The Ministry of Health and Sanitation in Sierra Leone was able to trace the country's first cases to a group of 14 women who attended the burial of a traditional healer in Guinea. Ebola is transmitted through direct contact with infected blood, bodily fluids or organs, so it's likely these women contracted the disease while preparing the body for burial and handling it during the funeral.
Samples collected from 12 of the women were among those sequenced in the Science study, allowing the research team to discover that the encounter with the healer brought two genetically distinct lineages of the virus into Sierra Leone. Whether the healer contracted both strains of the virus while tending to Ebola patients and passed them on to her followers, or whether one of the strains came from another person at the funeral may never be known.
Initial analysis of the genomic data has also helped the researchers understand the deeper history of the virus. The first case of Ebola was documented in 1976, but the virus probably existed long before that, scientists say. Previous genetic studies suggest that an ancient Ebola ancestor may have been circulating in Africa as far back as 10,000 years ago.
When there is no Ebola outbreak, the virus continues to live in the bodies of animals — probably fruit bats — that can tolerate it. When it does infiltrate the human bloodstream, it begins its dark work by attacking certain populations of white blood cells. A swarm of virus particles bonds to the outside of the target cells and punches through the cell membrane. Once the virus gets in, it hijacks the host cell to make copies of itself. Then those copies burst out, and the process starts again.

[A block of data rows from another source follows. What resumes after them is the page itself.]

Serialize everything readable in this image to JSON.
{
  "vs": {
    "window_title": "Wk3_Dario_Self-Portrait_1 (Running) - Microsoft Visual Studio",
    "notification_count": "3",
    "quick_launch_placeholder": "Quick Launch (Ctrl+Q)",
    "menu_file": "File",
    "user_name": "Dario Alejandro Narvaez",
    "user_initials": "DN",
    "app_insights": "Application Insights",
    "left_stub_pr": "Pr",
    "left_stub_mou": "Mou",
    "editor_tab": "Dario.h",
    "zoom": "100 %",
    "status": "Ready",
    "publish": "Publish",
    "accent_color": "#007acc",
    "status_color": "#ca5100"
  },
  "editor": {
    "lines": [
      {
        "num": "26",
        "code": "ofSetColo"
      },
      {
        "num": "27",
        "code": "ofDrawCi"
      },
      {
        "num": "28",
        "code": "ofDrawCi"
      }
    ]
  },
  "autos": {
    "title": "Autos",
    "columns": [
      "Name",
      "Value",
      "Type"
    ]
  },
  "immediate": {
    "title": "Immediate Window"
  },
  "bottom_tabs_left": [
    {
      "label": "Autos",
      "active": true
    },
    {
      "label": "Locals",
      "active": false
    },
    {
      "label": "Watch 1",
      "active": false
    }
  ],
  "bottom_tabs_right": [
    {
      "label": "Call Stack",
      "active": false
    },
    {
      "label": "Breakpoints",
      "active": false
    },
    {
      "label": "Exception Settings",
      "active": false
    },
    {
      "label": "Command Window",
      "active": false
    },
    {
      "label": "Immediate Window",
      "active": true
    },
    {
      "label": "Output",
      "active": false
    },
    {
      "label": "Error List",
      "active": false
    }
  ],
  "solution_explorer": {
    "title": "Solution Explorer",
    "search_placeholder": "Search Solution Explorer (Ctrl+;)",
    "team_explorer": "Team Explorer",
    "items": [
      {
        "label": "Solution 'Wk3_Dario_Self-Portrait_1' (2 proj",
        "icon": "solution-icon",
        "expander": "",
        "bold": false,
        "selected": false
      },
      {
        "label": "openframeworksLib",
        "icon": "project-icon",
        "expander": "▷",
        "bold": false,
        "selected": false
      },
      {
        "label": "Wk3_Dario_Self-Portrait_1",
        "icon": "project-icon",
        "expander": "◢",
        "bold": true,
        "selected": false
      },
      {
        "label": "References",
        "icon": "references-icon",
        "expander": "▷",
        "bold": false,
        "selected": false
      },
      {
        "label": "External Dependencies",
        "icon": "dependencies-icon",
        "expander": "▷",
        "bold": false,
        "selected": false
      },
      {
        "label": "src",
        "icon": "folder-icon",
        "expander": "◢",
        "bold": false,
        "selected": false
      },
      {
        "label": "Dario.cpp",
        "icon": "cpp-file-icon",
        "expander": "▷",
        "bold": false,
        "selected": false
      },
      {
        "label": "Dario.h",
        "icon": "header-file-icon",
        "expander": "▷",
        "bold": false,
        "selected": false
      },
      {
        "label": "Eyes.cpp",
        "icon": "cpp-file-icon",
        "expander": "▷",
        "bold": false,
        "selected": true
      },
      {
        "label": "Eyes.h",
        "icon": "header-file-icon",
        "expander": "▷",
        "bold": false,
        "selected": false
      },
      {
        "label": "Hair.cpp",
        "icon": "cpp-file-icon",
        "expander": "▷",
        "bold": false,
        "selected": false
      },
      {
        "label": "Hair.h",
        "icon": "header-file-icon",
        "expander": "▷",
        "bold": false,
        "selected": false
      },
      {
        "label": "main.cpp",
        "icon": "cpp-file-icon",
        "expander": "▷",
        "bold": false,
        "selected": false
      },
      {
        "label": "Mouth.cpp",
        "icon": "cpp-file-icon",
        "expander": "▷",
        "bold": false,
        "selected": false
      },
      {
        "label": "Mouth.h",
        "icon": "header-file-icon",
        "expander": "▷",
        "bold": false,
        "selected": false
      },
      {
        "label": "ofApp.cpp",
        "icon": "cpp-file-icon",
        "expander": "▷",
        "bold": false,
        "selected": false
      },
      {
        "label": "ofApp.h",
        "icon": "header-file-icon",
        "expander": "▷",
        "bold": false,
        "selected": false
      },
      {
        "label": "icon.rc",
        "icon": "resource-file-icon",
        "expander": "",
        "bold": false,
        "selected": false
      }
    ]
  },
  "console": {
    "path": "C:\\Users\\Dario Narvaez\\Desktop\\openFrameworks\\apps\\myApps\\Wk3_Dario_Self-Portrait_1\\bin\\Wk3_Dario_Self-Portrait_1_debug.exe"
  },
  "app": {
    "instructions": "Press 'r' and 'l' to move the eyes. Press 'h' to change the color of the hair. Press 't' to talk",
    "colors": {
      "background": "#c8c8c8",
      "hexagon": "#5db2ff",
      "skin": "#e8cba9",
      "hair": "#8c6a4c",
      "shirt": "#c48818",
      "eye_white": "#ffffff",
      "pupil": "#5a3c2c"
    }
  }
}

Mistakes are bound to be made in the midst of all this copy-making, and these errors are called mutations. Some mutations could make the virus more or less potent. If one arises in a stretch of RNA that has been used to detect the virus, it could go unnoticed by current diagnostic tests.
The researchers found more than 340 permanent mutations that make the 2014 Western Africa Ebola virus different from all other previous Ebola viruses. For now, the significance of those mutations is unclear; in time, scientists will be able to tell whether the severity of this outbreak was preordained by the genome, Sabeti said.
"There are hundreds of mutations that separate it from previous viruses, and hundreds that have happened during its spread, and hundreds that happened during the three weeks we collected samples," Sabeti said. "Any one of those could have biological meaning, but at this stage we don't know what ones, if any of them does."
She and her team are working with health officials in Sierra Leone to collect more samples to track how the virus continues to change. She is also looking at mutations that may interfere with diagnostics. Already, they have found five changes that could affect tests used to detect the virus. The WHO said Thursday that more than 20,000 could be infected before the outbreak is over, so many more tests will be conducted.
"We are mostly interested in helping with this outbreak," Sabeti said. "It's like nothing I've seen in my lifetime."